I remember how, when Narasimhan mama once asked me to go with my cousins to their grandparents home in Pudukkottai and I refused, paati suggested that we make it a fun outing, and she joined us and the travels took us all the way to Sussendram and Kanyakumari. When I finished my bachelors and I was getting ready to leave for the USA, I casually lamented to her that my parents do not take me anywhere, and how I wish I could see the great Brihadeeswara temple, atleast for the engineering marvel it is. She instantly made arrangements, and we were on our way the same afternoon. She, my cousin Balaji and me. She not only took me to Tanjore, but she also made a few phone calls to connect with people who could give me an insider's view of the temple. Much beyond my wildest expectations, I actually got to climb into the corridors in the gopuram, looking at the inside architecture, paintings and construction (Of course she did too). She was over 70 years old then! On our way back, I remember her stopping in the Kumbeshwarar temple, and pointing out the decorations on ambal, and the chariot architecture in Sarangapani temple.

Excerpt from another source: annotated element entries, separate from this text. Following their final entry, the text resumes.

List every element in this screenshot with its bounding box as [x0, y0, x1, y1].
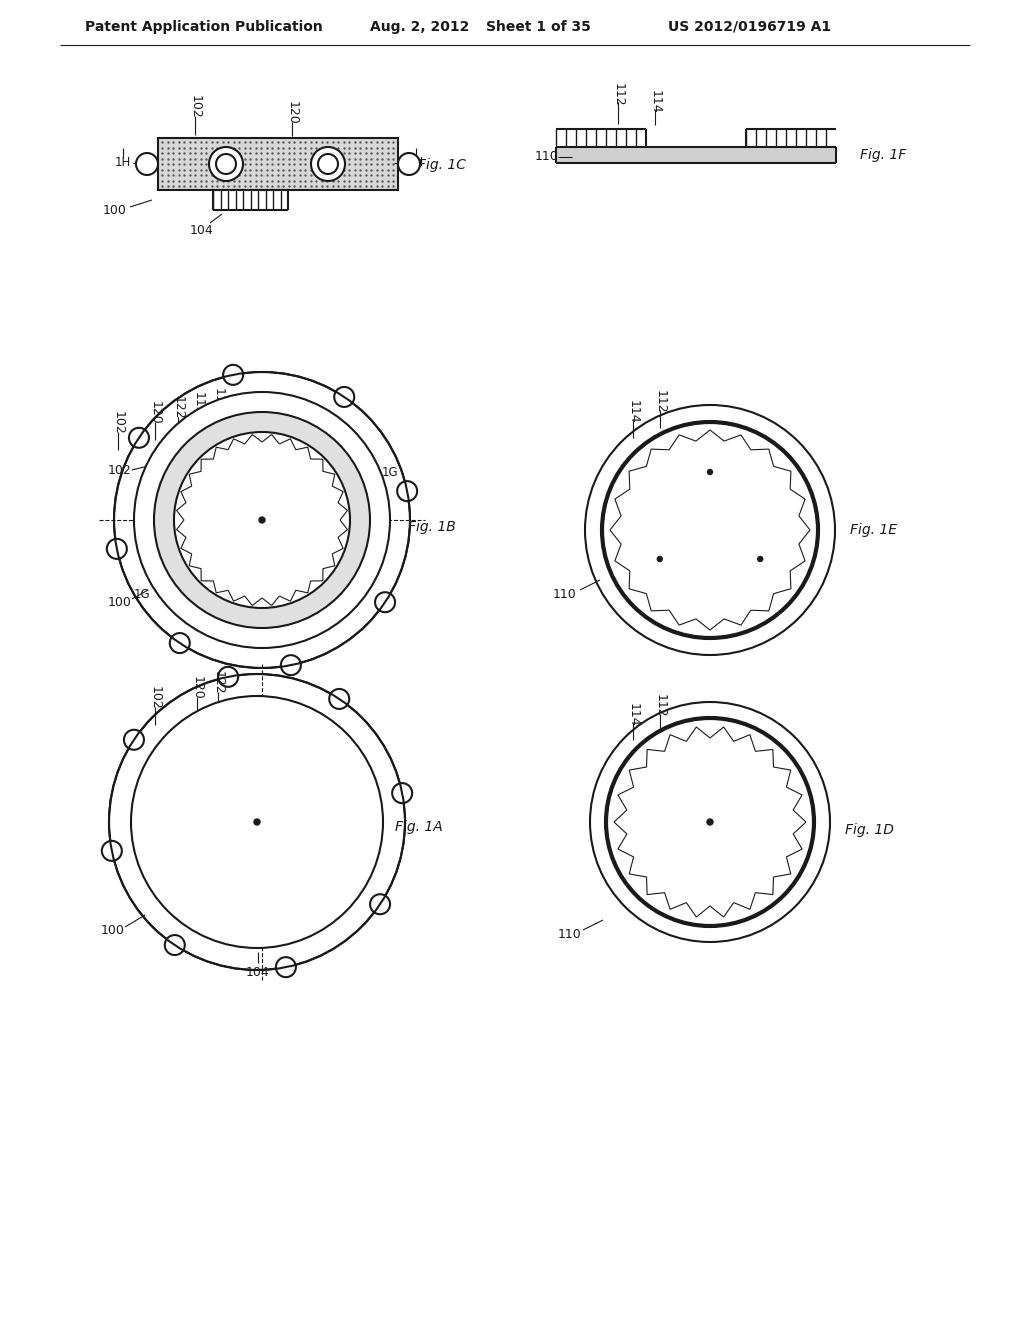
Text: 102: 102: [109, 463, 132, 477]
Text: Fig. 1E: Fig. 1E: [850, 523, 897, 537]
Circle shape: [254, 818, 260, 825]
Circle shape: [209, 147, 243, 181]
Polygon shape: [219, 784, 295, 861]
Bar: [556, 147, 836, 162]
Circle shape: [281, 655, 301, 675]
Text: 110: 110: [535, 150, 559, 164]
Bar: [158, 139, 398, 190]
Circle shape: [318, 154, 338, 174]
Circle shape: [370, 894, 390, 915]
Circle shape: [114, 372, 410, 668]
Circle shape: [375, 593, 395, 612]
Polygon shape: [681, 444, 739, 502]
Circle shape: [106, 539, 127, 558]
Text: 104: 104: [190, 223, 214, 236]
Circle shape: [218, 667, 239, 686]
Text: 1H: 1H: [115, 157, 131, 169]
Text: 114: 114: [627, 400, 640, 424]
Text: 112: 112: [611, 83, 625, 107]
Text: 1G: 1G: [382, 466, 398, 479]
Polygon shape: [630, 531, 689, 589]
Circle shape: [174, 432, 350, 609]
Text: 112: 112: [191, 392, 205, 416]
Circle shape: [392, 783, 412, 803]
Circle shape: [109, 675, 406, 970]
Circle shape: [707, 818, 713, 825]
Circle shape: [606, 718, 814, 927]
Polygon shape: [610, 430, 810, 630]
Text: Fig. 1D: Fig. 1D: [845, 822, 894, 837]
Text: 1G: 1G: [133, 587, 150, 601]
Polygon shape: [631, 743, 790, 902]
Circle shape: [585, 405, 835, 655]
Text: Patent Application Publication: Patent Application Publication: [85, 20, 323, 34]
Circle shape: [708, 470, 713, 474]
Circle shape: [590, 702, 830, 942]
Text: 122: 122: [212, 671, 224, 694]
Text: 120: 120: [148, 401, 162, 425]
Text: Fig. 1F: Fig. 1F: [860, 148, 906, 162]
Text: 120: 120: [286, 102, 299, 125]
Text: 102: 102: [148, 686, 162, 710]
Circle shape: [259, 517, 265, 523]
Circle shape: [758, 557, 763, 561]
Circle shape: [602, 422, 818, 638]
Text: 114: 114: [212, 388, 224, 412]
Text: Aug. 2, 2012: Aug. 2, 2012: [370, 20, 469, 34]
Circle shape: [154, 412, 370, 628]
Text: 110: 110: [553, 589, 577, 602]
Circle shape: [311, 147, 345, 181]
Text: 100: 100: [101, 924, 125, 936]
Circle shape: [216, 154, 236, 174]
Circle shape: [134, 392, 390, 648]
Circle shape: [657, 557, 663, 561]
Text: 104: 104: [246, 965, 270, 978]
Text: 114: 114: [648, 90, 662, 114]
Text: US 2012/0196719 A1: US 2012/0196719 A1: [668, 20, 831, 34]
Text: 102: 102: [112, 411, 125, 434]
Text: 100: 100: [103, 203, 127, 216]
Circle shape: [170, 634, 189, 653]
Text: 102: 102: [188, 95, 202, 119]
Text: Fig. 1C: Fig. 1C: [418, 158, 466, 172]
Circle shape: [398, 153, 420, 176]
Text: Fig. 1A: Fig. 1A: [395, 820, 442, 834]
Polygon shape: [614, 727, 806, 917]
Circle shape: [124, 730, 144, 750]
Circle shape: [131, 696, 383, 948]
Circle shape: [101, 841, 122, 861]
Circle shape: [165, 935, 184, 956]
Circle shape: [330, 689, 349, 709]
Circle shape: [334, 387, 354, 407]
Circle shape: [129, 428, 148, 447]
Text: 100: 100: [109, 595, 132, 609]
Text: 114: 114: [627, 704, 640, 727]
Text: Fig. 1B: Fig. 1B: [408, 520, 456, 535]
Bar: [158, 139, 398, 190]
Text: 1H: 1H: [408, 157, 424, 169]
Text: 116: 116: [226, 607, 250, 620]
Text: 112: 112: [653, 694, 667, 718]
Circle shape: [223, 364, 243, 385]
Circle shape: [397, 480, 417, 502]
Text: 122: 122: [171, 396, 184, 420]
Text: 112: 112: [653, 391, 667, 413]
Circle shape: [275, 957, 296, 977]
Polygon shape: [176, 434, 347, 606]
Circle shape: [136, 153, 158, 176]
Polygon shape: [731, 531, 790, 589]
Text: Sheet 1 of 35: Sheet 1 of 35: [486, 20, 591, 34]
Text: 120: 120: [190, 676, 204, 700]
Polygon shape: [222, 480, 302, 560]
Text: 110: 110: [558, 928, 582, 941]
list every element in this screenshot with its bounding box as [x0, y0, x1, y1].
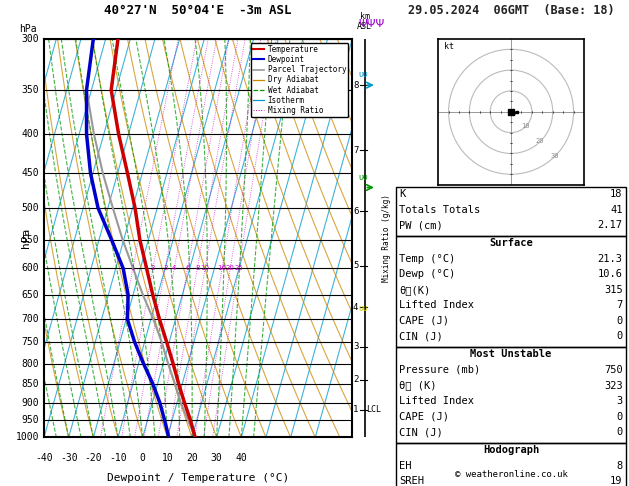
Text: 21.3: 21.3 [598, 254, 623, 264]
Text: Most Unstable: Most Unstable [470, 349, 552, 360]
Text: 750: 750 [22, 337, 40, 347]
Text: 323: 323 [604, 381, 623, 391]
Text: -10: -10 [109, 453, 127, 463]
Text: Dewpoint / Temperature (°C): Dewpoint / Temperature (°C) [107, 473, 289, 483]
Text: 2: 2 [353, 375, 359, 384]
Text: 20: 20 [186, 453, 198, 463]
Text: 950: 950 [22, 416, 40, 425]
Text: K: K [399, 189, 406, 199]
Text: 10.6: 10.6 [598, 269, 623, 279]
Text: Totals Totals: Totals Totals [399, 205, 481, 215]
Text: 550: 550 [22, 235, 40, 244]
Text: hPa: hPa [19, 24, 36, 34]
Text: 650: 650 [22, 290, 40, 300]
Text: 0: 0 [616, 316, 623, 326]
Text: 1: 1 [353, 405, 359, 414]
Text: 850: 850 [22, 379, 40, 389]
Text: Hodograph: Hodograph [483, 445, 539, 455]
Text: LCL: LCL [367, 405, 382, 414]
Text: Lifted Index: Lifted Index [399, 300, 474, 311]
Text: 400: 400 [22, 129, 40, 139]
Text: 40°27'N  50°04'E  -3m ASL: 40°27'N 50°04'E -3m ASL [104, 4, 292, 17]
Text: 900: 900 [22, 398, 40, 408]
Text: 2: 2 [151, 265, 155, 271]
Text: 30: 30 [550, 153, 559, 158]
Text: © weatheronline.co.uk: © weatheronline.co.uk [455, 469, 567, 479]
Text: Dewp (°C): Dewp (°C) [399, 269, 455, 279]
Text: 1000: 1000 [16, 433, 40, 442]
Text: 29.05.2024  06GMT  (Base: 18): 29.05.2024 06GMT (Base: 18) [408, 4, 615, 17]
Text: υυ: υυ [359, 173, 369, 181]
Text: 30: 30 [211, 453, 223, 463]
Text: 18: 18 [610, 189, 623, 199]
Text: 10: 10 [521, 123, 530, 129]
Text: 800: 800 [22, 359, 40, 368]
Text: 4: 4 [172, 265, 177, 271]
Text: CAPE (J): CAPE (J) [399, 412, 449, 422]
Text: 10: 10 [162, 453, 173, 463]
Text: υυ: υυ [359, 70, 369, 79]
Text: 6: 6 [353, 207, 359, 216]
Text: 16: 16 [218, 265, 226, 271]
Text: Lifted Index: Lifted Index [399, 396, 474, 406]
Text: 3: 3 [163, 265, 167, 271]
Text: 600: 600 [22, 263, 40, 273]
Text: 450: 450 [22, 168, 40, 178]
Text: Pressure (mb): Pressure (mb) [399, 365, 481, 375]
Text: -40: -40 [35, 453, 53, 463]
Text: 2.17: 2.17 [598, 220, 623, 230]
Text: 315: 315 [604, 285, 623, 295]
Text: km
ASL: km ASL [357, 12, 372, 31]
Text: 41: 41 [610, 205, 623, 215]
Text: SREH: SREH [399, 476, 425, 486]
Text: CAPE (J): CAPE (J) [399, 316, 449, 326]
Text: Surface: Surface [489, 238, 533, 248]
Text: 10: 10 [201, 265, 209, 271]
Text: Mixing Ratio (g/kg): Mixing Ratio (g/kg) [382, 194, 391, 282]
Text: PW (cm): PW (cm) [399, 220, 443, 230]
Text: Temp (°C): Temp (°C) [399, 254, 455, 264]
Text: 0: 0 [140, 453, 145, 463]
Legend: Temperature, Dewpoint, Parcel Trajectory, Dry Adiabat, Wet Adiabat, Isotherm, Mi: Temperature, Dewpoint, Parcel Trajectory… [251, 43, 348, 117]
Text: 7: 7 [353, 146, 359, 155]
Text: 350: 350 [22, 85, 40, 95]
Text: 3: 3 [616, 396, 623, 406]
Text: 0: 0 [616, 427, 623, 437]
Text: 300: 300 [22, 34, 40, 44]
Text: ΨΨΨ: ΨΨΨ [359, 19, 385, 29]
Text: -30: -30 [60, 453, 77, 463]
Text: 5: 5 [353, 261, 359, 270]
Text: 8: 8 [195, 265, 199, 271]
Text: CIN (J): CIN (J) [399, 427, 443, 437]
Text: 1: 1 [131, 265, 135, 271]
Text: υυ: υυ [359, 304, 369, 313]
Text: 40: 40 [235, 453, 247, 463]
Text: kt: kt [445, 42, 454, 52]
Text: 500: 500 [22, 203, 40, 213]
Text: 4: 4 [353, 303, 359, 312]
Text: 25: 25 [235, 265, 243, 271]
Text: θᴇ (K): θᴇ (K) [399, 381, 437, 391]
Text: CIN (J): CIN (J) [399, 331, 443, 342]
Text: hPa: hPa [21, 228, 31, 248]
Text: -20: -20 [84, 453, 102, 463]
Text: 7: 7 [616, 300, 623, 311]
Text: 20: 20 [536, 138, 545, 144]
Text: 20: 20 [226, 265, 235, 271]
Text: 700: 700 [22, 314, 40, 324]
Text: EH: EH [399, 461, 412, 471]
Text: 8: 8 [353, 81, 359, 89]
Text: θᴇ(K): θᴇ(K) [399, 285, 431, 295]
Text: 8: 8 [616, 461, 623, 471]
Text: 750: 750 [604, 365, 623, 375]
Text: 3: 3 [353, 342, 359, 351]
Text: 19: 19 [610, 476, 623, 486]
Text: 6: 6 [186, 265, 190, 271]
Text: 0: 0 [616, 331, 623, 342]
Text: 0: 0 [616, 412, 623, 422]
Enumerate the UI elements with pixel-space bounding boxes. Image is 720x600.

She has faced unimaginable sorrows, and travails, but she never stopped living. I remember how tough her life was in the early 90s, with both thatha and Gowri chithi fighting their losing battles with cancer, how she still rallied after their departures, and how we still looked up to her as the pillar of the family, and she never let us believe otherwise. She had a gang of friends with whom she pilgrimaged around the country- Kashi to Kanyakumari, Dwaraka, Somnath to Ayodhya, Mathura and Puri. Her spirit was indefatigable.
She never offered unsolicited advice (a habit of most elderly people), but when asked, her replies were always unambiguous and showed great clarity of thought. She could be stubborn and adamant, but she was also an epitome of kindness and affection. Every first day of vacation in Parrys corner was marked by my favorite kandanthipilli rasam, kathirika kootu and thirati paal. Her thirattipaal can never be matched by anyone in my lifetime. She continued making it for me until a few years back, when she could no longer stir the milk so continuously. Unfortunately, to my great remorse, I never got to taste the last time she made it for me. Apparently, she misunderstood that I was arriving in Chennai, instead of in Hyderabad when I travelled from the USA. She made my welcome dishes and was waiting for me at her gate. When I never showed, she learnt that I was landing in Hyderabad, and not Chennai. When I did go to visit her, however, she apologized that she did not have the strength to make it one more time.
Paati always had a calm and smiling face. Her japa mala and sriramajayam book are etched in my mind. I can not recall unkind words she has said of anyone to me, which showed great mental strength. Till the end, when we could all see how her health had deteriorated, she still never complained. I visited her, after her fall last month and when she needed stitches on her head, she never complained. The morning of her death, mama and manni called the ambulance sensing that she was unwell. When asked how she was feeling, she said she was perfectly alright. Her breathing slowed, and she passed away, uncomplaining. She has left a vacuum that can never be filled. I will never be blessed enough to be associated with another such extraordinary woman in my lifetime.
I will always miss you paati, but I hope you do not return for another janma. You have faced everything God threw at you without complaining, down to Mama's death, with your head held high. You suffered unimaginable pains, but you showed all of us the meaning of life. My head will remain bowed to you.